Court Opinion

ID: 9588380
Source: CourtListenerOpinion
Date Created: 2023-08-21 23:33:44.594711+00
Date Added: 2024-06-11T09:19:47.332371
License: Public Domain

RIPPLE, Circuit Judge,
dissenting.
The standard of review issue presented in this case is a very important — and nuanced — question that has been with us for a good long time. My colleagues on the panel deserve a great deal of credit for addressing the ambiguity that has crept into our case law and for attempting to resolve it. Its resolution may well be correct — or at least the best that any intermediate appellate court can do, given the tension that the panel agrees is inherent in Ornelas v. United States, 517 U.S. 690, 116 S.Ct. 1657, 134 L.Ed.2d 911 (1996). See id. at 705, 116 S.Ct. 1657 (dissenting opinion of Scalia, J.).
The disagreement among the circuits about the applicable standard of review is attributable to Ornelas’ maintaining, at least in dicta, the distinction between review of a judicial officer’s determination that there is a probable cause to issue a warrant and review of a judicial officer’s post facto determination that law enforcement officers, acting without a warrant, had probable cause to search.
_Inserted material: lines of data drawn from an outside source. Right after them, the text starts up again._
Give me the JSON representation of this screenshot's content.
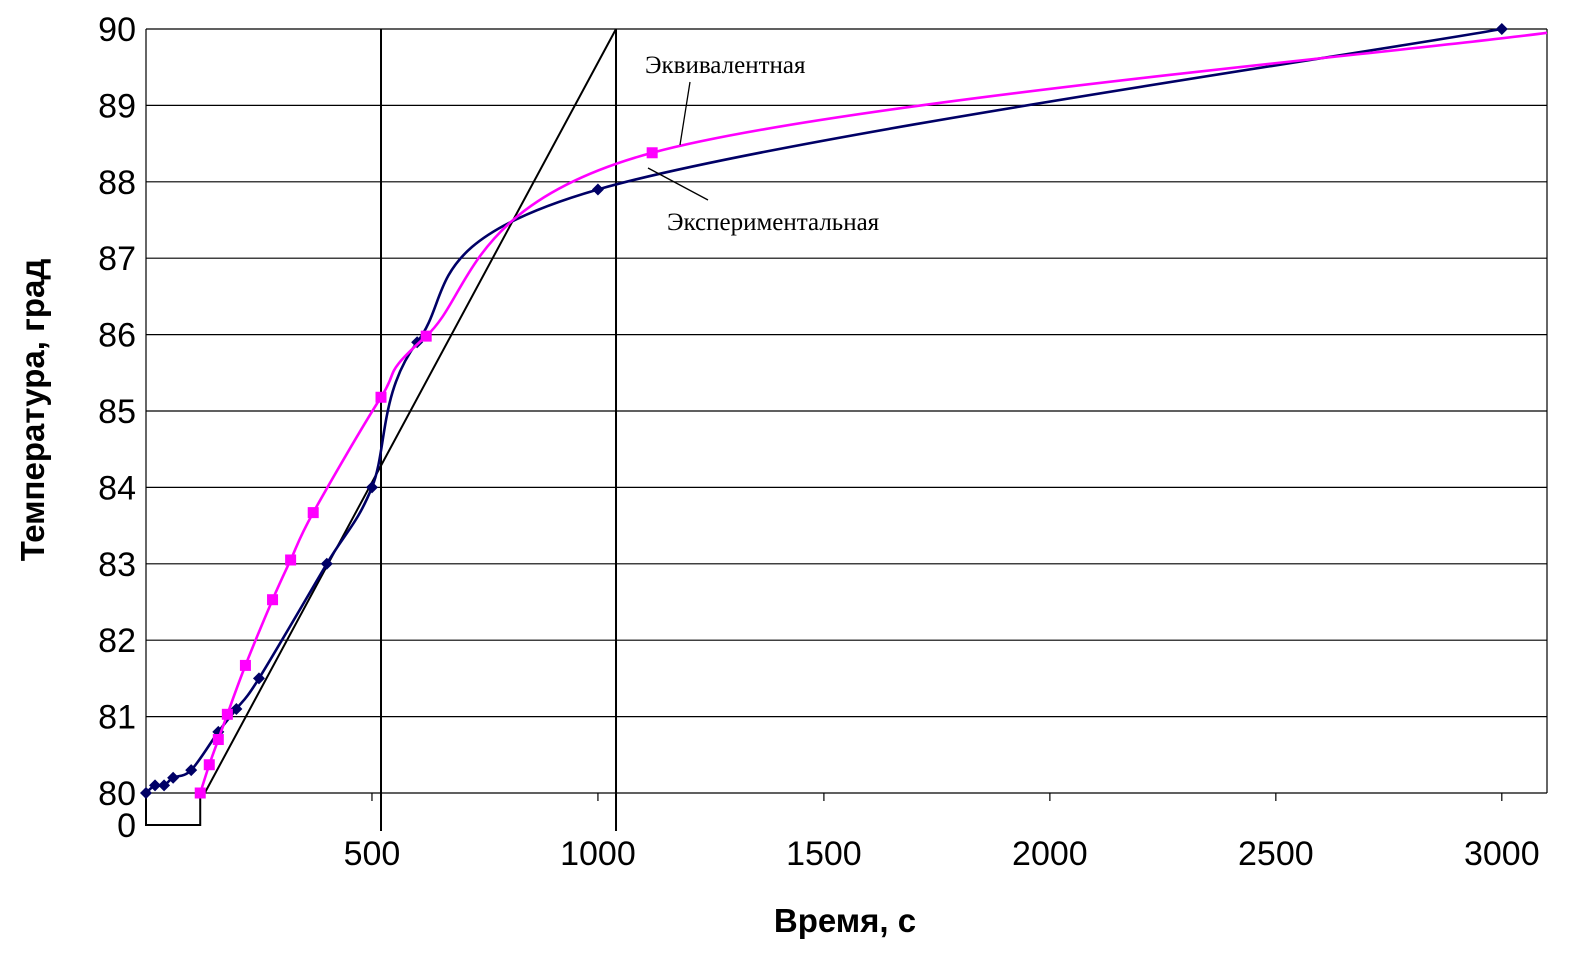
{
  "chart_data": {
    "type": "line",
    "xlabel": "Время, с",
    "ylabel": "Температура, град",
    "xlim": [
      0,
      3100
    ],
    "ylim": [
      80,
      90
    ],
    "x_ticks": [
      500,
      1000,
      1500,
      2000,
      2500,
      3000
    ],
    "x_tick_labels": [
      "500",
      "1000",
      "1500",
      "2000",
      "2500",
      "3000"
    ],
    "y_ticks": [
      80,
      81,
      82,
      83,
      84,
      85,
      86,
      87,
      88,
      89,
      90
    ],
    "y_tick_labels": [
      "80",
      "81",
      "82",
      "83",
      "84",
      "85",
      "86",
      "87",
      "88",
      "89",
      "90"
    ],
    "origin_label": "0",
    "grid": "horizontal",
    "series": [
      {
        "name": "Экспериментальная",
        "color": "#000066",
        "marker": "diamond",
        "points": [
          [
            0,
            80.0
          ],
          [
            20,
            80.1
          ],
          [
            40,
            80.1
          ],
          [
            60,
            80.2
          ],
          [
            100,
            80.3
          ],
          [
            160,
            80.8
          ],
          [
            200,
            81.1
          ],
          [
            250,
            81.5
          ],
          [
            400,
            83.0
          ],
          [
            500,
            84.0
          ],
          [
            600,
            85.9
          ],
          [
            1000,
            87.9
          ],
          [
            3000,
            90.0
          ]
        ]
      },
      {
        "name": "Эквивалентная",
        "color": "#ff00ff",
        "marker": "square",
        "points": [
          [
            120,
            80.0
          ],
          [
            140,
            80.37
          ],
          [
            160,
            80.7
          ],
          [
            180,
            81.03
          ],
          [
            220,
            81.67
          ],
          [
            280,
            82.53
          ],
          [
            320,
            83.05
          ],
          [
            370,
            83.67
          ],
          [
            520,
            85.18
          ],
          [
            620,
            85.98
          ],
          [
            1120,
            88.38
          ],
          [
            3100,
            89.95
          ]
        ]
      }
    ],
    "construction": {
      "tangent_line": [
        [
          130,
          80
        ],
        [
          1040,
          90
        ]
      ],
      "vertical_lines_x": [
        520,
        1040
      ],
      "bracket_from_origin_x": 120
    },
    "annotations": [
      {
        "text": "Эквивалентная",
        "series": "Эквивалентная",
        "at_x": 1190
      },
      {
        "text": "Экспериментальная",
        "series": "Экспериментальная",
        "at_x": 1230
      }
    ]
  }
}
Certainly, in terms of the Supreme Court’s desire that appellate courts “maintain control of’ and “clarify” legal principles, id. at 697, 116 S.Ct. 1657, both scenarios would seem to be equally susceptible to the traditional law clarification function of appellate courts. If we can be expected to elucidate principles in one of these situations, we certainly ought to be able to do so in the *580other. The reason for different standards of reviews for each situation is not clear.
If, as the panel maintains, Ornelas truly intended that we review the determination of a judicial officer to issue a warrant with “great deference,” while reviewing de novo a judicial officer’s determination that law enforcement officers had probable cause, but with “due weight” given to the inferences drawn from the facts by resident judges and local law enforcement officers, we have our work cut out for us.
Although I can understand the court’s reluctance to spend valuable judicial resources on a question that can be resolved ultimately only by the Supreme Court, I believe that this question is sufficiently important, and the need for guidance for the bench and bar sufficiently acute, that the matter is worth the court’s time. Indeed, a plenary and thoughtful treatment by the entire court might be of significant assistance to the Supreme Court when it deals with this issue. Our Circuit Rule 40(e) procedure plays a salutary role in our work, but it is ill-suited for the thoughtful discussion necessary to deal comprehensively with this issue.
Standards of review count. The panel’s opinion is candid about the difficulties that this issue poses. In the absence of en banc review, I can simply express, respectfully, the hope that other circuits will be more generous with their time and that, eventually, the Supreme Court will resolve the issue definitively.